Zapewne... zawsze jesteś blisko... czasem wyczuwam Twe ciche westchnienie. Choć... nie jest Ci łatwo trwać przy mnie to wciąż niesiesz mi wiarę i... ukojenie.
Stróżujesz wiernie przy łożu gdy śpię... czasem pochylisz muskając mnie w skroń. Gdy ciężar życia... przygniata do ziemi Ty... jako pierwszy podajesz mi dłoń.
Masz w sobie wielkie pokłady dobroci. Nadzieją tchniesz duszę pełną smutku. Pokornie Cię proszę wybacz me zwątpienie i drogowskazem bądź w życiu... do skutku.
Pozwól mi spojrzeć na biel Twoich skrzydeł. Podziwiać oblicze wybawcy i... stróża. Składając dłonie Pacierz do Cię zmówię z oddaniem w sercu u Twego... podnóża.

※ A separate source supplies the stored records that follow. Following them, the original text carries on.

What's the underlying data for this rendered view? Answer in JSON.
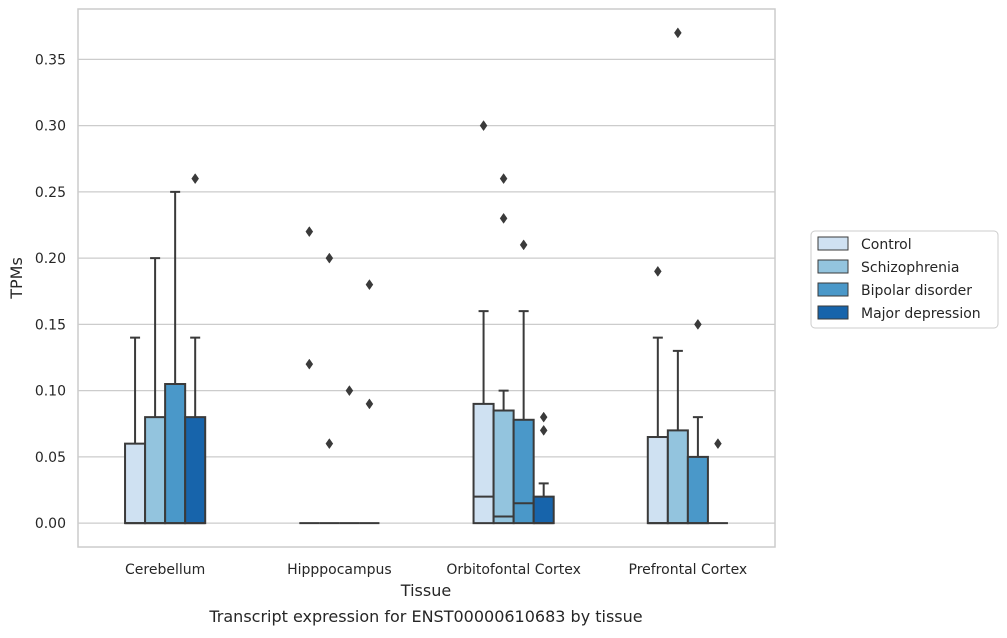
{
  "chart_data": {
    "type": "box",
    "xlabel": "Tissue",
    "ylabel": "TPMs",
    "caption": "Transcript expression for ENST00000610683 by tissue",
    "ylim": [
      -0.018,
      0.388
    ],
    "yticks": [
      0.0,
      0.05,
      0.1,
      0.15,
      0.2,
      0.25,
      0.3,
      0.35
    ],
    "ytick_labels": [
      "0.00",
      "0.05",
      "0.10",
      "0.15",
      "0.20",
      "0.25",
      "0.30",
      "0.35"
    ],
    "grid": "horizontal",
    "legend_position": "right",
    "categories": [
      "Cerebellum",
      "Hipppocampus",
      "Orbitofontal Cortex",
      "Prefrontal Cortex"
    ],
    "series": [
      {
        "name": "Control",
        "color": "#cfe1f2",
        "boxes": [
          {
            "q1": 0.0,
            "median": 0.0,
            "q3": 0.06,
            "whislo": 0.0,
            "whishi": 0.14,
            "fliers": []
          },
          {
            "q1": 0.0,
            "median": 0.0,
            "q3": 0.0,
            "whislo": 0.0,
            "whishi": 0.0,
            "fliers": [
              0.22,
              0.12
            ]
          },
          {
            "q1": 0.0,
            "median": 0.02,
            "q3": 0.09,
            "whislo": 0.0,
            "whishi": 0.16,
            "fliers": [
              0.3
            ]
          },
          {
            "q1": 0.0,
            "median": 0.0,
            "q3": 0.065,
            "whislo": 0.0,
            "whishi": 0.14,
            "fliers": [
              0.19
            ]
          }
        ]
      },
      {
        "name": "Schizophrenia",
        "color": "#93c4de",
        "boxes": [
          {
            "q1": 0.0,
            "median": 0.0,
            "q3": 0.08,
            "whislo": 0.0,
            "whishi": 0.2,
            "fliers": []
          },
          {
            "q1": 0.0,
            "median": 0.0,
            "q3": 0.0,
            "whislo": 0.0,
            "whishi": 0.0,
            "fliers": [
              0.2,
              0.06
            ]
          },
          {
            "q1": 0.0,
            "median": 0.005,
            "q3": 0.085,
            "whislo": 0.0,
            "whishi": 0.1,
            "fliers": [
              0.26,
              0.23
            ]
          },
          {
            "q1": 0.0,
            "median": 0.0,
            "q3": 0.07,
            "whislo": 0.0,
            "whishi": 0.13,
            "fliers": [
              0.37
            ]
          }
        ]
      },
      {
        "name": "Bipolar disorder",
        "color": "#4a98c9",
        "boxes": [
          {
            "q1": 0.0,
            "median": 0.0,
            "q3": 0.105,
            "whislo": 0.0,
            "whishi": 0.25,
            "fliers": []
          },
          {
            "q1": 0.0,
            "median": 0.0,
            "q3": 0.0,
            "whislo": 0.0,
            "whishi": 0.0,
            "fliers": [
              0.1
            ]
          },
          {
            "q1": 0.0,
            "median": 0.015,
            "q3": 0.078,
            "whislo": 0.0,
            "whishi": 0.16,
            "fliers": [
              0.21
            ]
          },
          {
            "q1": 0.0,
            "median": 0.0,
            "q3": 0.05,
            "whislo": 0.0,
            "whishi": 0.08,
            "fliers": [
              0.15
            ]
          }
        ]
      },
      {
        "name": "Major depression",
        "color": "#1764ab",
        "boxes": [
          {
            "q1": 0.0,
            "median": 0.0,
            "q3": 0.08,
            "whislo": 0.0,
            "whishi": 0.14,
            "fliers": [
              0.26
            ]
          },
          {
            "q1": 0.0,
            "median": 0.0,
            "q3": 0.0,
            "whislo": 0.0,
            "whishi": 0.0,
            "fliers": [
              0.18,
              0.09
            ]
          },
          {
            "q1": 0.0,
            "median": 0.0,
            "q3": 0.02,
            "whislo": 0.0,
            "whishi": 0.03,
            "fliers": [
              0.08,
              0.07
            ]
          },
          {
            "q1": 0.0,
            "median": 0.0,
            "q3": 0.0,
            "whislo": 0.0,
            "whishi": 0.0,
            "fliers": [
              0.06
            ]
          }
        ]
      }
    ]
  }
}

Niestety Agnieszko, rozumiem jaką przykrość Ci sprawiono, może dlatego, że sama otrzymywałam do niedawna privy o podobnej, choć o wiele ostrzejszej treści. Nie przejmuj się nimi, zawiść to straszna choroba, ale nie jest potężniejsza od wrażliwości, a Twoje wiersze są jej pełne i może właśnie dlatego, że ciągle są dostrzegane, są też atakowane przez zawistnych, złych ludzi. Pisz dalej, bo przecież po to tu jesteś, na nasze szczęście wciąż jesteś:)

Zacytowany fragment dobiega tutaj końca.